THE NAKANO THRIFT SHOP

by Hiromi Kawakami ; translated by Allison Markin Powell

Pub Date: June 6th, 2017
ISBN: 978-1-60945-399-2
Publisher: Europa Editions

In this quirky and episodic novel, a young woman yearns for love in a thrift store full of oddities and odd characters.

Kawakami (Strange Weather in Tokyo, 2014, etc.) writes of Hitomi, a naïve cashier at the Nakano Thrift Shop, who falls for her co-worker, Takeo. “People scare me,” confides Takeo, who wants companionship with Hitomi but nothing more. Though Hitomi and Takeo find friendship on the common ground of Mr. Nakano’s unusual shop, Takeo is taciturn and reluctant; he’s uninterested in sex. (Their boss, Mr. Nakano, on the other hand, openly discusses his sexual exploits, multiple marriages and trips to visit “the Bank”—his mistress—to the chagrin of his employees.) Frustrated by Takeo’s reticence and lack of attention, Hitomi visits Mr. Nakano’s sister, Masayo, for advice.
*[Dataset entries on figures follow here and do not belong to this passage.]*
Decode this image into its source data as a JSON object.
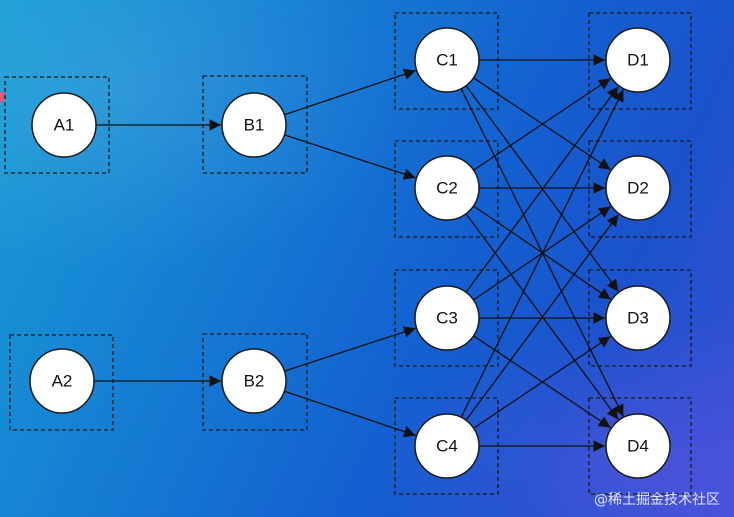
{
  "diagram": {
    "nodes": [
      {
        "id": "A1",
        "label": "A1"
      },
      {
        "id": "B1",
        "label": "B1"
      },
      {
        "id": "A2",
        "label": "A2"
      },
      {
        "id": "B2",
        "label": "B2"
      },
      {
        "id": "C1",
        "label": "C1"
      },
      {
        "id": "C2",
        "label": "C2"
      },
      {
        "id": "C3",
        "label": "C3"
      },
      {
        "id": "C4",
        "label": "C4"
      },
      {
        "id": "D1",
        "label": "D1"
      },
      {
        "id": "D2",
        "label": "D2"
      },
      {
        "id": "D3",
        "label": "D3"
      },
      {
        "id": "D4",
        "label": "D4"
      }
    ],
    "edges": [
      [
        "A1",
        "B1"
      ],
      [
        "A2",
        "B2"
      ],
      [
        "B1",
        "C1"
      ],
      [
        "B1",
        "C2"
      ],
      [
        "B2",
        "C3"
      ],
      [
        "B2",
        "C4"
      ],
      [
        "C1",
        "D1"
      ],
      [
        "C1",
        "D2"
      ],
      [
        "C1",
        "D3"
      ],
      [
        "C1",
        "D4"
      ],
      [
        "C2",
        "D1"
      ],
      [
        "C2",
        "D2"
      ],
      [
        "C2",
        "D3"
      ],
      [
        "C2",
        "D4"
      ],
      [
        "C3",
        "D1"
      ],
      [
        "C3",
        "D2"
      ],
      [
        "C3",
        "D3"
      ],
      [
        "C3",
        "D4"
      ],
      [
        "C4",
        "D1"
      ],
      [
        "C4",
        "D2"
      ],
      [
        "C4",
        "D3"
      ],
      [
        "C4",
        "D4"
      ]
    ],
    "colors": {
      "node_fill": "#ffffff",
      "node_stroke": "#1a1a1a",
      "edge": "#111111",
      "box_border": "#1a1a1a"
    }
  },
  "watermark": "@稀土掘金技术社区"
}
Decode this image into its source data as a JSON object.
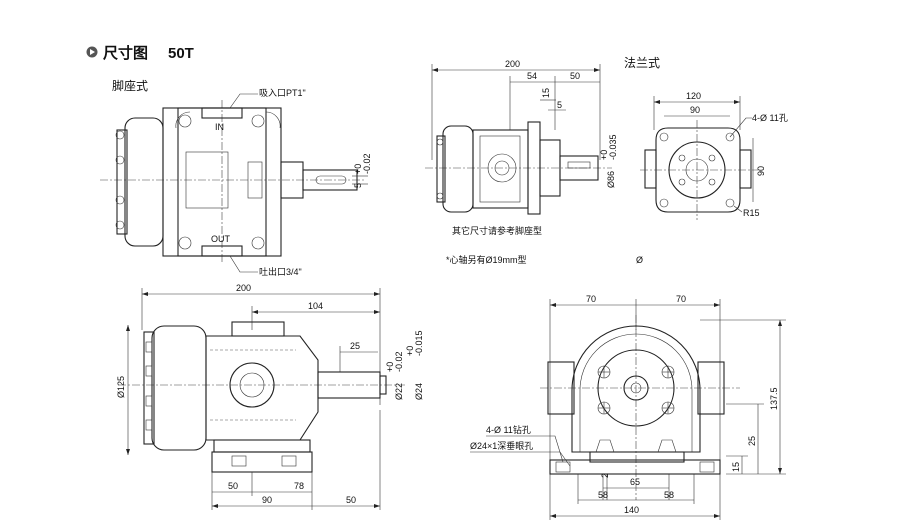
{
  "header": {
    "title": "尺寸图",
    "model": "50T"
  },
  "views": {
    "foot_mount": {
      "label": "脚座式",
      "inlet": "吸入口PT1\"",
      "outlet": "吐出口3/4\"",
      "in_mark": "IN",
      "out_mark": "OUT",
      "key_tol_top": "+0",
      "key_tol_bot": "-0.02",
      "key_width": "5"
    },
    "flange_side": {
      "dim_total": "200",
      "dim_54": "54",
      "dim_50": "50",
      "dim_15": "15",
      "dim_5": "5",
      "tol_top": "+0",
      "tol_bot": "-0.035",
      "dia_86": "Ø86"
    },
    "flange_front": {
      "label": "法兰式",
      "dim_120": "120",
      "dim_90h": "90",
      "dim_90v": "90",
      "holes": "4-Ø 11孔",
      "radius": "R15"
    },
    "notes": {
      "other_dims": "其它尺寸请参考脚座型",
      "shaft_note": "*心轴另有Ø19mm型",
      "dia_symbol": "Ø"
    },
    "side_bottom": {
      "dim_200": "200",
      "dim_104": "104",
      "dim_25": "25",
      "dia_125": "Ø125",
      "tol1_top": "+0",
      "tol1_bot": "-0.02",
      "tol2_top": "+0",
      "tol2_bot": "-0.015",
      "dia_22": "Ø22",
      "dia_24": "Ø24",
      "dim_50a": "50",
      "dim_78": "78",
      "dim_90": "90",
      "dim_50b": "50"
    },
    "front_bottom": {
      "dim_70l": "70",
      "dim_70r": "70",
      "dim_137_5": "137.5",
      "dim_25": "25",
      "dim_15": "15",
      "holes": "4-Ø 11钻孔",
      "counterbore": "Ø24×1深垂眼孔",
      "dim_2": "2",
      "dim_65": "65",
      "dim_58l": "58",
      "dim_58r": "58",
      "dim_140": "140"
    }
  }
}
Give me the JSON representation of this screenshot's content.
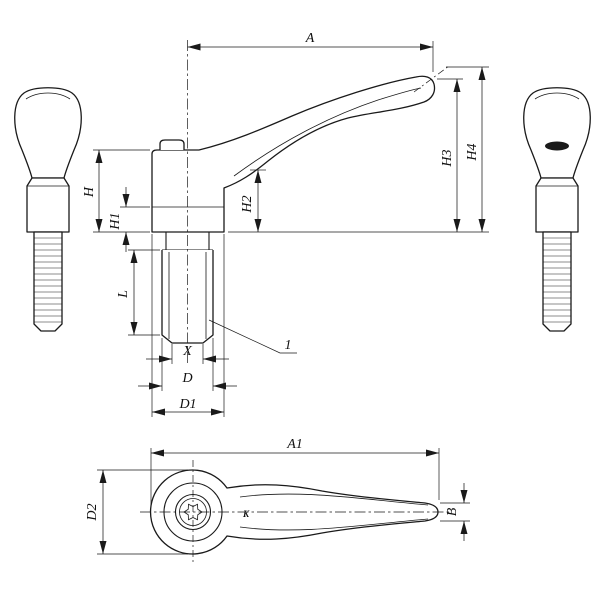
{
  "drawing": {
    "bg": "#ffffff",
    "ink": "#1a1a1a"
  },
  "dims": {
    "A": "A",
    "H": "H",
    "H1": "H1",
    "H2": "H2",
    "H3": "H3",
    "H4": "H4",
    "L": "L",
    "X": "X",
    "D": "D",
    "D1": "D1",
    "A1": "A1",
    "D2": "D2",
    "B": "B"
  },
  "callouts": {
    "item1": "1"
  },
  "brand_mark": "K"
}
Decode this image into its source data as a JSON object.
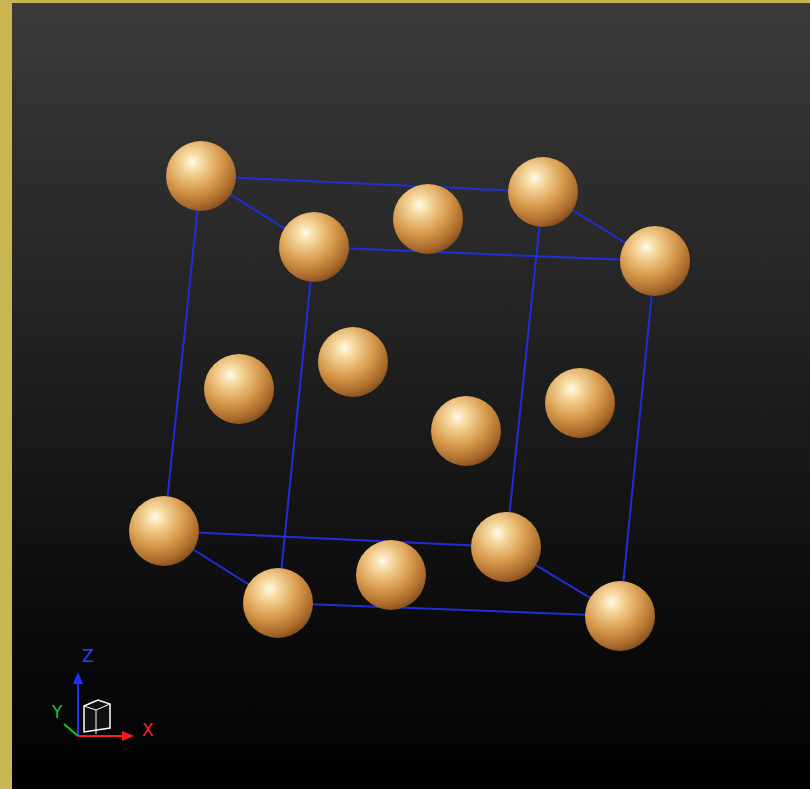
{
  "diagram": {
    "labels": [
      "Z",
      "Y",
      "X"
    ]
  }
}
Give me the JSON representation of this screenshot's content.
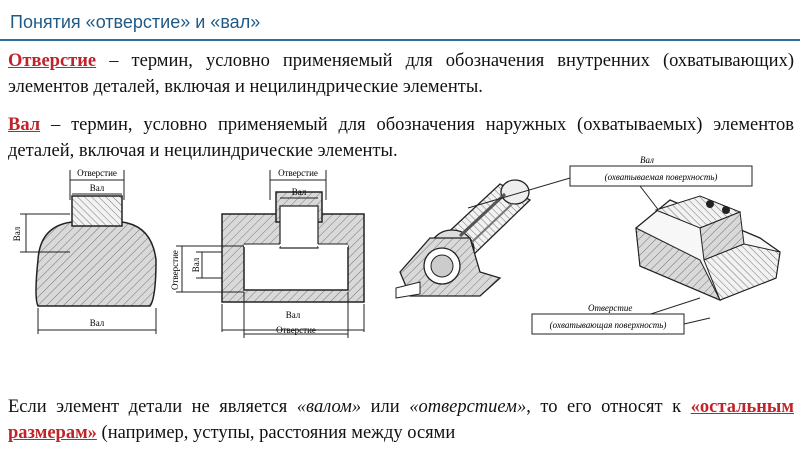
{
  "slide": {
    "title": "Понятия «отверстие» и «вал»"
  },
  "para_hole": {
    "term": "Отверстие",
    "text": " – термин, условно применяемый для обозначения внутренних (охватывающих) элементов деталей, включая и нецилиндрические элементы."
  },
  "para_shaft": {
    "term": "Вал",
    "text": " – термин, условно применяемый для обозначения наружных (охватываемых) элементов деталей, включая и нецилиндрические элементы."
  },
  "para_other": {
    "lead": "Если элемент детали не является ",
    "q1": "«валом»",
    "mid": " или ",
    "q2": "«отверстием»",
    "tail1": ", то его относят к ",
    "term": "«остальным размерам»",
    "tail2": " (например, уступы, расстояния между осями"
  },
  "figure": {
    "left_top_label": "Отверстие",
    "left_inner_label": "Вал",
    "left_side_label": "Вал",
    "left_bottom_label": "Вал",
    "mid_top_label": "Отверстие",
    "mid_inner_label": "Вал",
    "mid_side_label1": "Отверстие",
    "mid_side_label2": "Вал",
    "mid_bottom_label1": "Вал",
    "mid_bottom_label2": "Отверстие",
    "right_shaft_label": "Вал",
    "right_shaft_sublabel": "(охватываемая поверхность)",
    "right_hole_label": "Отверстие",
    "right_hole_sublabel": "(охватывающая поверхность)"
  }
}
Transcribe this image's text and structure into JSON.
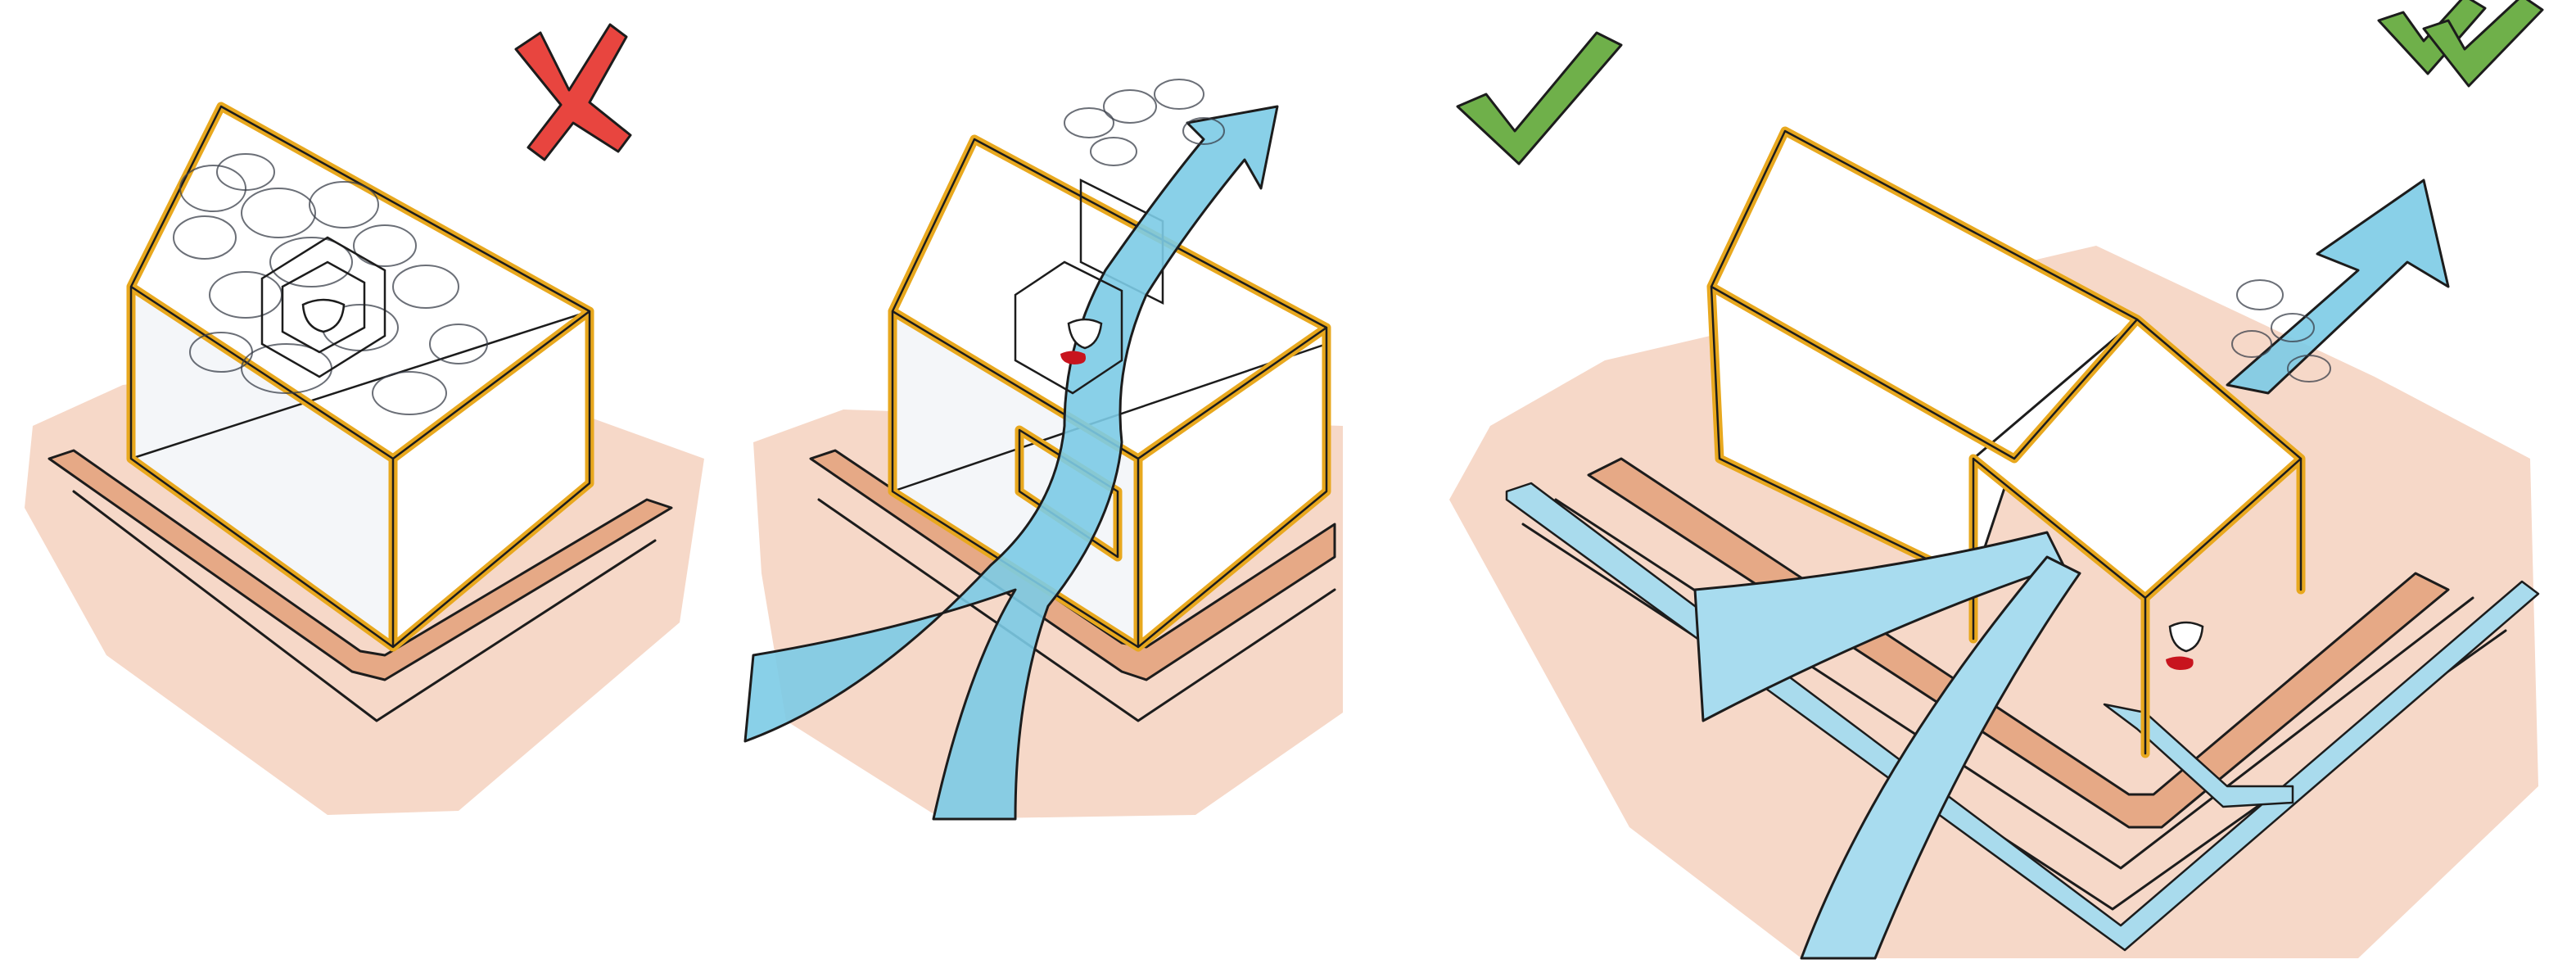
{
  "figure": {
    "panels": [
      {
        "id": "panel-1",
        "verdict": "cross",
        "verdict_color": "#e8453f"
      },
      {
        "id": "panel-2",
        "verdict": "none"
      },
      {
        "id": "panel-3",
        "verdict": "check",
        "verdict_color": "#6fb04a"
      },
      {
        "id": "panel-4",
        "verdict": "double-check",
        "verdict_color": "#6fb04a"
      }
    ],
    "colors": {
      "frame": "#e8a81e",
      "airflow": "#7ccbe6",
      "ground_outer": "#f6d8c8",
      "ground_path": "#e6a986",
      "mark_bad": "#e8453f",
      "mark_good": "#6fb04a"
    },
    "icons": [
      "cross-icon",
      "check-icon",
      "double-check-icon",
      "airflow-arrow-icon",
      "person-icon"
    ]
  }
}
Masayo, who is in her 50s, attempts to explain to Hitomi how nobody can be taken for granted. “When I haven’t heard from someone for a while, the first thing that occurs to me is that they might have just keeled over. This was what Masayo had murmured when Takeo hadn’t been answering my calls,” Hitomi recalls. Masayo’s words prove to be prescient. Several items hint at the greater significance of Nakano’s thrift store, including an old set of photographs and an antique celadon bowl that’s cursed by a breakup. Each has a brief role in the story, but much of Kawakami’s work centers on Hitomi’s obsession with Takeo’s lack of romantic response. Another theme—art and its relationship to reality—is touched on briefly yet doesn’t come to fruition. Romantic discussions and concerns are surface-level. Characters in the novel have no real motivation to change, so the book becomes a static exercise in studying them as objects.

Charming and engrossing as a shop of curiosities but thin on meaningful change or conflict.